Wikipedia definiert einen Künstler wie folgt:
„Als Künstler werden heute in der bildenden Kunst, der angewandten Kunst, der darstellenden Kunst, der Literatur sowie in der Musik kreativ tätige Menschen bezeichnet, die als Arbeiten oder Kunstwerke bezeichnete Erzeugnisse künstlerischen Schaffens hervorbringen.“
Ein Kunstwerk wiederum ist laut Wikipedia
„das Erzeugnis künstlerischen Schaffens“. Umgangssprachlich steckt darin oft Bewunderung für etwas Meisterhaftes, Einzigartiges oder ästhetisch Gelungenes. In der zeitgenössischen Kunst heißt es gern nüchtern „das Werk“ oder „die Arbeit“ – eine Rückkehr zur altgriechischen Bedeutung von machen.
Stellt man diese beiden Definitionen hintereinander, drängt sich eine einfache Frage auf:
Bin ich dann auch ein Künstler?
Denn weder der Begriff Künstler noch der des Kunstwerks impliziert, dass etwas gefallen muss. Kunst soll oft gar nicht gefallen. Sie darf irritieren, nerven, provozieren, Fragen stellen oder Reaktionen erzwingen. Zustimmung ist kein Qualitätsmerkmal – Aufmerksamkeit schon eher.
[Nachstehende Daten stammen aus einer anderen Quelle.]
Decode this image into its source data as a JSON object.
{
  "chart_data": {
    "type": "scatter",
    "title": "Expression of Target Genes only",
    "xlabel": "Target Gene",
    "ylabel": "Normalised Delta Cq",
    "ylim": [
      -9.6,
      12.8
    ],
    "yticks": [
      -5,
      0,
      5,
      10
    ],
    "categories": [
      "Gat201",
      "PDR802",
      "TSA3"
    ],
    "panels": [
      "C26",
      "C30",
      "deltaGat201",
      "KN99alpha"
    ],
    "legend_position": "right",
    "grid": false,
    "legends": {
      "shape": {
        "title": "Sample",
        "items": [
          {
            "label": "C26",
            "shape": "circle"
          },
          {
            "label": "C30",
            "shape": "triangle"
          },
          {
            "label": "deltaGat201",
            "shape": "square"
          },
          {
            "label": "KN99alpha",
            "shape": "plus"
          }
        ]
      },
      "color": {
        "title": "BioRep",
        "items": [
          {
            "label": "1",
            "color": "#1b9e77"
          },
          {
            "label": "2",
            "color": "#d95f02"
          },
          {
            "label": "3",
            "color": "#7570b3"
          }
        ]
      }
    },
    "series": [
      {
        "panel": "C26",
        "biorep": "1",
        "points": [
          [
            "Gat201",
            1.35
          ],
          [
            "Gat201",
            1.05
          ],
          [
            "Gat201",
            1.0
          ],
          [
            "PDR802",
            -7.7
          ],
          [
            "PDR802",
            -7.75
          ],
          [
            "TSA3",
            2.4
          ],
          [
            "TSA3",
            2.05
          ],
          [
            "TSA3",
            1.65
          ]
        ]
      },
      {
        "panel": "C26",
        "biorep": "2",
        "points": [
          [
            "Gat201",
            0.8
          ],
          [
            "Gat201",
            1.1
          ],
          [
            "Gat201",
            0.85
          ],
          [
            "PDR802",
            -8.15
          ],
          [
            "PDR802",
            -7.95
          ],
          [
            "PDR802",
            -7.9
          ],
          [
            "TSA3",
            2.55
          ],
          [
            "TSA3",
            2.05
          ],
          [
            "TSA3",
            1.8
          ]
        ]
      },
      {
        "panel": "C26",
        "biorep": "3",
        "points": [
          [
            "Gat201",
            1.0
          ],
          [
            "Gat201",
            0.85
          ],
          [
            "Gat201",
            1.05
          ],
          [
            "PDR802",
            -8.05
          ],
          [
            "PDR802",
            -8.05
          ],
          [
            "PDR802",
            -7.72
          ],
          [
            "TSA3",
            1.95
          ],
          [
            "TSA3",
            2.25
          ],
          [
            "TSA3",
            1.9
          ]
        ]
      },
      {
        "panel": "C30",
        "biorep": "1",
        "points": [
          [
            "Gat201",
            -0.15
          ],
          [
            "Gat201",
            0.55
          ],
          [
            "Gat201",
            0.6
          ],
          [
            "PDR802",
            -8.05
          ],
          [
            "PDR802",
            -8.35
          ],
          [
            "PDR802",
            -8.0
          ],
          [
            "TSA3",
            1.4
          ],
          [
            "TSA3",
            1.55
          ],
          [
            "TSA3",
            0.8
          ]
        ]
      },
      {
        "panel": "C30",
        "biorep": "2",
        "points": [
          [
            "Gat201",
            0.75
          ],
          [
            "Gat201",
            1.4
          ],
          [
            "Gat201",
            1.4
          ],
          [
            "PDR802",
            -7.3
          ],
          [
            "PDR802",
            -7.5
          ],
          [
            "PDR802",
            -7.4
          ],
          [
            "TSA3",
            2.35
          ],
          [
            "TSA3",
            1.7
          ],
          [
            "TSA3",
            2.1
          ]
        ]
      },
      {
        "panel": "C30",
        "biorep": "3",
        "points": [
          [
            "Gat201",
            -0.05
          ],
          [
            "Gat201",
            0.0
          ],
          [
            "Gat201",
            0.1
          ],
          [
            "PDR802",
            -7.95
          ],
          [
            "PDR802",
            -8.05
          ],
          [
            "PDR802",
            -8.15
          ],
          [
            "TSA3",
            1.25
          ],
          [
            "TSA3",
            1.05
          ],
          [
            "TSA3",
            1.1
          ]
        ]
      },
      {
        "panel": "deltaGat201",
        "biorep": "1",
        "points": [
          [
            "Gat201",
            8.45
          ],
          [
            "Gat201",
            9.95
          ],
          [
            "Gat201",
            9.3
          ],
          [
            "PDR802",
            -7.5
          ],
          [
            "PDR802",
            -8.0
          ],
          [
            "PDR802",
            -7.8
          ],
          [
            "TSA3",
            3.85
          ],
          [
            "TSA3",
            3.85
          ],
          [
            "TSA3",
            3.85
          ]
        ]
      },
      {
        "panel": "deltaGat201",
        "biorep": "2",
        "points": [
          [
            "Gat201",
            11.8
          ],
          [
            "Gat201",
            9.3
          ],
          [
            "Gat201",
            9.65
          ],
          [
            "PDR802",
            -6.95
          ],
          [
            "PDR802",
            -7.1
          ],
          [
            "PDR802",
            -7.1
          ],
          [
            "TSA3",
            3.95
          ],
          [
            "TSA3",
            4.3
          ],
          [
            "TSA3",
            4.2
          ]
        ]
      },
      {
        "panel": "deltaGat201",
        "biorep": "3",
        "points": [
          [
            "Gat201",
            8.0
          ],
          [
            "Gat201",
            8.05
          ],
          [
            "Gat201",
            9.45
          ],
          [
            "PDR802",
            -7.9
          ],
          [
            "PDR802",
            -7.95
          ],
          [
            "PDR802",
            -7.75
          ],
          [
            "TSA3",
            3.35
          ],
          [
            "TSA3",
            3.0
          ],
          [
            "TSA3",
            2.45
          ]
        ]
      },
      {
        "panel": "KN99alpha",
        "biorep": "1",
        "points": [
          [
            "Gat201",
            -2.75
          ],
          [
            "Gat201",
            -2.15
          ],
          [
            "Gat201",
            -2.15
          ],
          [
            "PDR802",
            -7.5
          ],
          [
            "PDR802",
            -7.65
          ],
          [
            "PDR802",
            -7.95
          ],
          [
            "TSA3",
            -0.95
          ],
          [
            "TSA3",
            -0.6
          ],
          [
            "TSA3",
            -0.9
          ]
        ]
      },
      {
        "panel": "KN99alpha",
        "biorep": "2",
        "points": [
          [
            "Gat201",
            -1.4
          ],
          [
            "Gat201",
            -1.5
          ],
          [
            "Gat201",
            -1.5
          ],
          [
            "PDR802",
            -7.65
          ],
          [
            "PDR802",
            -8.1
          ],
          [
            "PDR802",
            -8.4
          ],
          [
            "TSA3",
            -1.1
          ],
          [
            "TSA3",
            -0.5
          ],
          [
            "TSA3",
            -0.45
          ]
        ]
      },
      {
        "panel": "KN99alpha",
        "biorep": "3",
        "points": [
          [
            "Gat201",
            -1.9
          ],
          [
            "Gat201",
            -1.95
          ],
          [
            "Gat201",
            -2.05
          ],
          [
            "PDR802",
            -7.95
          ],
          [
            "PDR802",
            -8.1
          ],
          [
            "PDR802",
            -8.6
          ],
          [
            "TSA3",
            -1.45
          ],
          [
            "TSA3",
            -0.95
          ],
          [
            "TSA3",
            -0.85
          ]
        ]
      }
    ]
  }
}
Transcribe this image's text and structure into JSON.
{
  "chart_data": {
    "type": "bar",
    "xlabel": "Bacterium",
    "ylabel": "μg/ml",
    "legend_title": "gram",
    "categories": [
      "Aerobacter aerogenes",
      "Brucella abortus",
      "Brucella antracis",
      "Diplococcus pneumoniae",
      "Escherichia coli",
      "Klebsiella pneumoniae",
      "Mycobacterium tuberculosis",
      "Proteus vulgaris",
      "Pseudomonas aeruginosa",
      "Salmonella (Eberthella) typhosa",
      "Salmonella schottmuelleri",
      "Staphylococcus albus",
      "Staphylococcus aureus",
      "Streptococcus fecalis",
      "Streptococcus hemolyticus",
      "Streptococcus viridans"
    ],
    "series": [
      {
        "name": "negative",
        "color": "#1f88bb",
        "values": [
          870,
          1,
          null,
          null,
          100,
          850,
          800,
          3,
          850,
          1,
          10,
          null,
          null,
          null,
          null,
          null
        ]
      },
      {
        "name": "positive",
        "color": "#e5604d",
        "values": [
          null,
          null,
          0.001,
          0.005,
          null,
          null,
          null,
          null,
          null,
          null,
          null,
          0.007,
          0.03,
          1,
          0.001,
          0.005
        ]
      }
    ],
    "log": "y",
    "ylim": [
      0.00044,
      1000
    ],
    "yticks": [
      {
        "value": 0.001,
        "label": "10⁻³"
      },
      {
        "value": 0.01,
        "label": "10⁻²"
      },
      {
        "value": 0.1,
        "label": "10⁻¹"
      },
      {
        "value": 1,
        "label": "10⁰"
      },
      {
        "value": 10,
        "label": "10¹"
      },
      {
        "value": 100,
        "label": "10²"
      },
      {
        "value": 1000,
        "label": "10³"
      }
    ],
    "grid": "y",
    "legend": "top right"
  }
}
Im Social-Media-Zeitalter ist ein Künstler immer noch ein Künstler, wenn sein Werk auch ohne soziale Medien ein Publikum finden könnte. Es ist legitim, Reichweite zu nutzen. Fragwürdig wird es erst dort, wo Reichweite selbst zum Werk erklärt wird.
Damit stellt sich die nächste Frage zwangsläufig:
Gibt es Künstler, die keine klassischen Kunstwerke mehr erschaffen, sondern ausschließlich digital produzieren und verbreiten?
Ist ein Meme ein Kunstwerk?
Ist ein Influencer ein Künstler?
Und wenn ja: Ab wann ist es Kunst – und ab wann kann es weg?
Vielleicht besteht mein Kunstwerk genau darin, diese Fragen nicht zu beantworten,
sondern sie immer wieder neu zu stellen.
Was heute oft schon als Kunst gilt, ist weniger das Werk als seine Verbreitung.
Nicht die Idee zählt, sondern der Algorithmus.
Nicht der Inhalt, sondern die Reichweite.
Nicht die Auseinandersetzung, sondern die Reaktion.
Wenn alles Kunst ist, was Klicks erzeugt,
ist Kunst am Ende nur noch das, was sich nicht verhindern lässt.
Und vielleicht ist das die ehrlichste Definition unserer Zeit.